No sooner did CMS call for an October 1, 2011, compliance date for the switch from ICD-9 to ICD-10 codes than a hue and cry arose from the health care industry, claiming that the change comes too soon.
Not only does ICD-10 contain 10 times the number of codes in ICD-9, but the implementation of the new codes coincides with a HIPAA mandate to implement the next generation of electronic transactions (ANSI X12 version 5010), which many organizations believe needs to be implemented and fully vetted prior to the transition to the new code set.
No one disagrees that the greater specificity of the ICD-10—long implemented by most industrialized nations—can bring about improvements in clinical documentation, administrative transactions, and quality-improvement programs. This conversion, however, represents one of the greatest IT challenges that the US health care system has ever seen, affecting every health care provider in the nation.
In a communication issued last month, the Medical Group Management Association (MGMA) urged CMS to wait until the 5010 transaction standards are fully implemented and tested before implementing ICD-10. “We agree strongly with the recommendation from the government’s own advisory body, the National Committee on Vital and Health Statistics (NCVHS), that implementation of the 5010 transactions standards is a prerequisite to ICD-10. The two should not be implemented simultaneously,” according to William F. Jessee, MD, FACMPE, MGMA president and CEO. MGMA contends that CMS should wait at least three years after the conversion to 5010 before moving the health care industry to ICD-10.
Recent research by the MGMA, conducted among its physician-practice membership, reveals that 95% of respondents in medical practices would have to purchase software upgrades for their practice-management systems or buy all new software, 64% would have to purchase code-selection software, and 84% did not think public and private health plans would be ready to accept claims with ICD-10 codes by October 2011.
Costly, As Well
The cost of transitioning to ICD-10 is expected greatly to exceed earlier estimates for the administrative-simplification requirements of HIPAA, according to an article in Modern Healthcare. In its proposed rule , HHS allocated considerable space to an impact analysis of the proposed conversion. HHS reports that costs will fall into the following three categories: training, productivity losses, and system changes.

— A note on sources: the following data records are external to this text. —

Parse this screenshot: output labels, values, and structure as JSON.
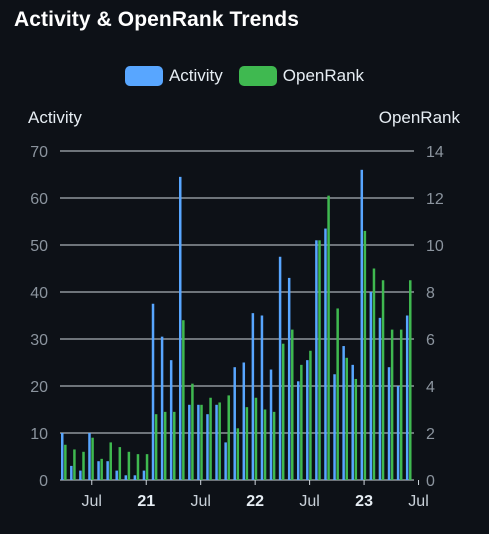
{
  "chart_data": {
    "type": "bar",
    "title": "Activity & OpenRank Trends",
    "legend": {
      "placement": "top-center"
    },
    "yaxis_left": {
      "label": "Activity",
      "range": [
        0,
        70
      ],
      "ticks": [
        "0",
        "10",
        "20",
        "30",
        "40",
        "50",
        "60",
        "70"
      ]
    },
    "yaxis_right": {
      "label": "OpenRank",
      "range": [
        0,
        14
      ],
      "ticks": [
        "0",
        "2",
        "4",
        "6",
        "8",
        "10",
        "12",
        "14"
      ]
    },
    "grid": true,
    "x_tick_labels": [
      {
        "label": "Jul",
        "index": 3,
        "year": false
      },
      {
        "label": "21",
        "index": 9,
        "year": true
      },
      {
        "label": "Jul",
        "index": 15,
        "year": false
      },
      {
        "label": "22",
        "index": 21,
        "year": true
      },
      {
        "label": "Jul",
        "index": 27,
        "year": false
      },
      {
        "label": "23",
        "index": 33,
        "year": true
      },
      {
        "label": "Jul",
        "index": 39,
        "year": false
      }
    ],
    "series": [
      {
        "name": "Activity",
        "axis": "left",
        "color": "#58a6ff",
        "values": [
          10,
          3,
          2,
          10,
          4,
          4,
          2,
          1,
          1,
          2,
          37.5,
          30.5,
          25.5,
          64.5,
          16,
          16,
          14,
          16,
          8,
          24,
          25,
          35.5,
          35,
          23.5,
          47.5,
          43,
          21,
          25.5,
          51,
          53.5,
          22.5,
          28.5,
          24.5,
          66,
          40,
          34.5,
          24,
          20,
          35
        ]
      },
      {
        "name": "OpenRank",
        "axis": "right",
        "color": "#3fb950",
        "values": [
          1.5,
          1.3,
          1.2,
          1.8,
          0.9,
          1.6,
          1.4,
          1.2,
          1.1,
          1.1,
          2.8,
          2.9,
          2.9,
          6.8,
          4.1,
          3.2,
          3.5,
          3.3,
          3.6,
          2.2,
          3.1,
          3.5,
          3.0,
          2.9,
          5.8,
          6.4,
          4.9,
          5.5,
          10.2,
          12.1,
          7.3,
          5.2,
          4.3,
          10.6,
          9.0,
          8.5,
          6.4,
          6.4,
          8.5
        ]
      }
    ]
  }
}
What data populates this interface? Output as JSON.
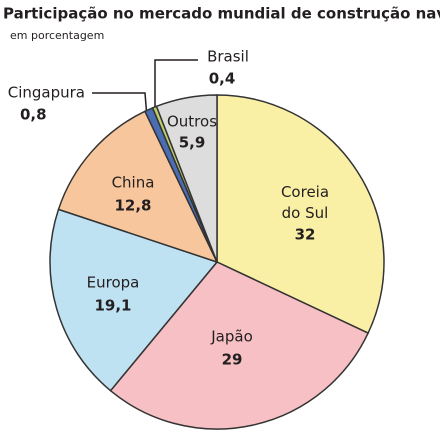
{
  "chart_data": {
    "type": "pie",
    "title": "Participação no mercado mundial de construção naval",
    "subtitle": "em porcentagem",
    "categories": [
      "Coreia do Sul",
      "Japão",
      "Europa",
      "China",
      "Cingapura",
      "Brasil",
      "Outros"
    ],
    "values": [
      32,
      29,
      19.1,
      12.8,
      0.8,
      0.4,
      5.9
    ],
    "value_labels": [
      "32",
      "29",
      "19,1",
      "12,8",
      "0,8",
      "0,4",
      "5,9"
    ],
    "colors": [
      "#f9f0a6",
      "#f6c0c4",
      "#bfe2f3",
      "#f8c69c",
      "#4a6db3",
      "#bccf6c",
      "#dddddd"
    ]
  }
}
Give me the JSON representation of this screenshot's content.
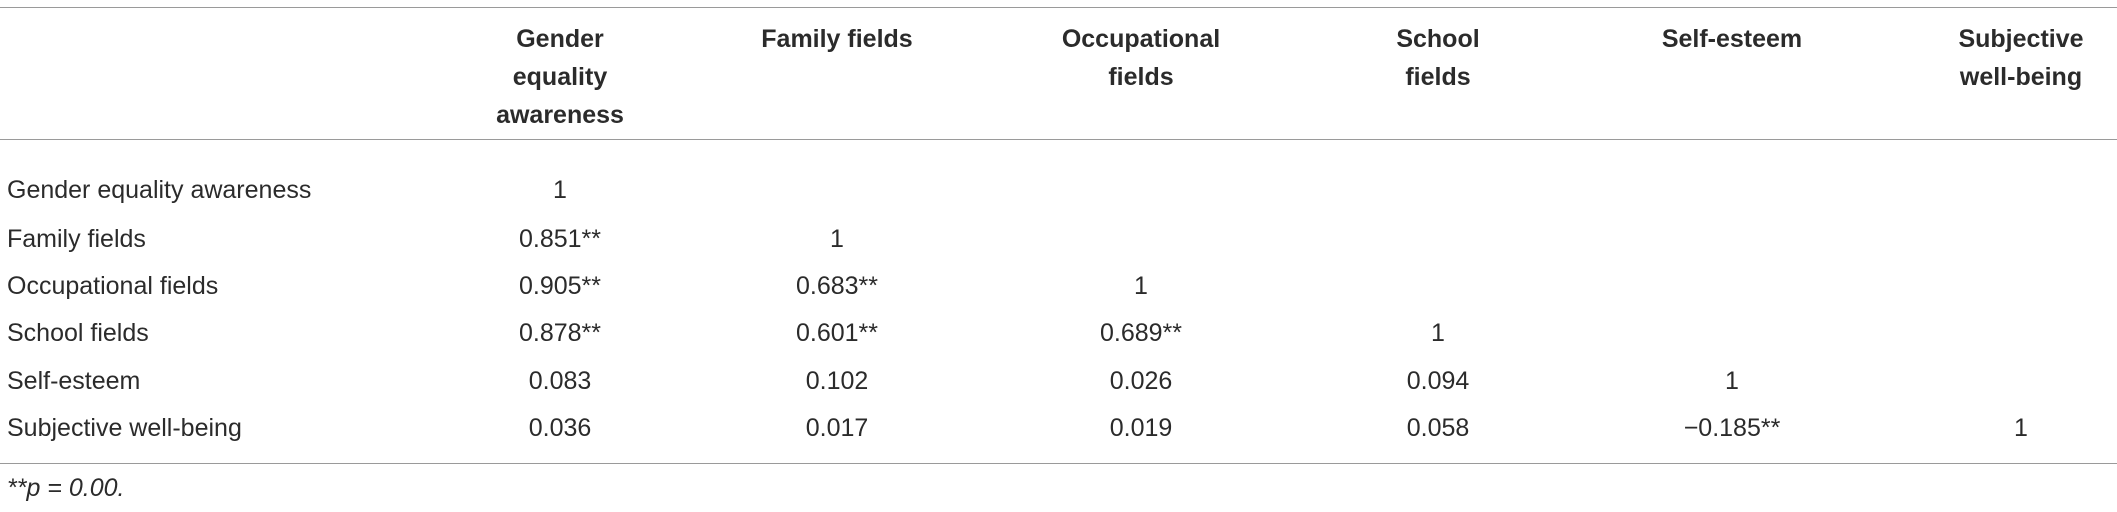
{
  "table": {
    "columns": [
      "Gender equality awareness",
      "Family fields",
      "Occupational fields",
      "School fields",
      "Self-esteem",
      "Subjective well-being"
    ],
    "rows": [
      {
        "label": "Gender equality awareness",
        "cells": [
          "1"
        ]
      },
      {
        "label": "Family fields",
        "cells": [
          "0.851**",
          "1"
        ]
      },
      {
        "label": "Occupational fields",
        "cells": [
          "0.905**",
          "0.683**",
          "1"
        ]
      },
      {
        "label": "School fields",
        "cells": [
          "0.878**",
          "0.601**",
          "0.689**",
          "1"
        ]
      },
      {
        "label": "Self-esteem",
        "cells": [
          "0.083",
          "0.102",
          "0.026",
          "0.094",
          "1"
        ]
      },
      {
        "label": "Subjective well-being",
        "cells": [
          "0.036",
          "0.017",
          "0.019",
          "0.058",
          "−0.185**",
          "1"
        ]
      }
    ],
    "footnote": "**p = 0.00."
  }
}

A 2003 study funded by the Blue Cross Blue Shield Association pegged the implementation cost for the conversion to ICD-10 at between $5.5 billion and $13.5 billion, with additional productivity losses of $752 million to nearly $1.4 billion for hospitals and physician practices. The study did not include the impact on nursing homes, clinical laboratories, durable medical equipment suppliers, claims clearinghouses, small and midsize payors, or third-party administrators, according to the article.
A second study by the Rand Corp, Santa Monica, Calif, was commissioned by NCVHS in 2004. It estimated a considerably lower implementation cost of between $475 million and $1.53 billion. Unlike the Blue Cross study, the Rand study estimated benefits, which it placed in the neighborhood of $700 million to $7.7 billion.
Society will accrue considerable benefits from the conversion, beginning one year after implementation and continuing through 2023, adding up to $3.95 billion, according to the analysis from HHS. Societal benefits will largely fall into the following categories: more accurate claims, fewer rejected claims, fewer improper claims, better understanding of new procedures, improved disease management, better understanding of health conditions and outcomes, and harmonization of disease monitoring and reporting worldwide.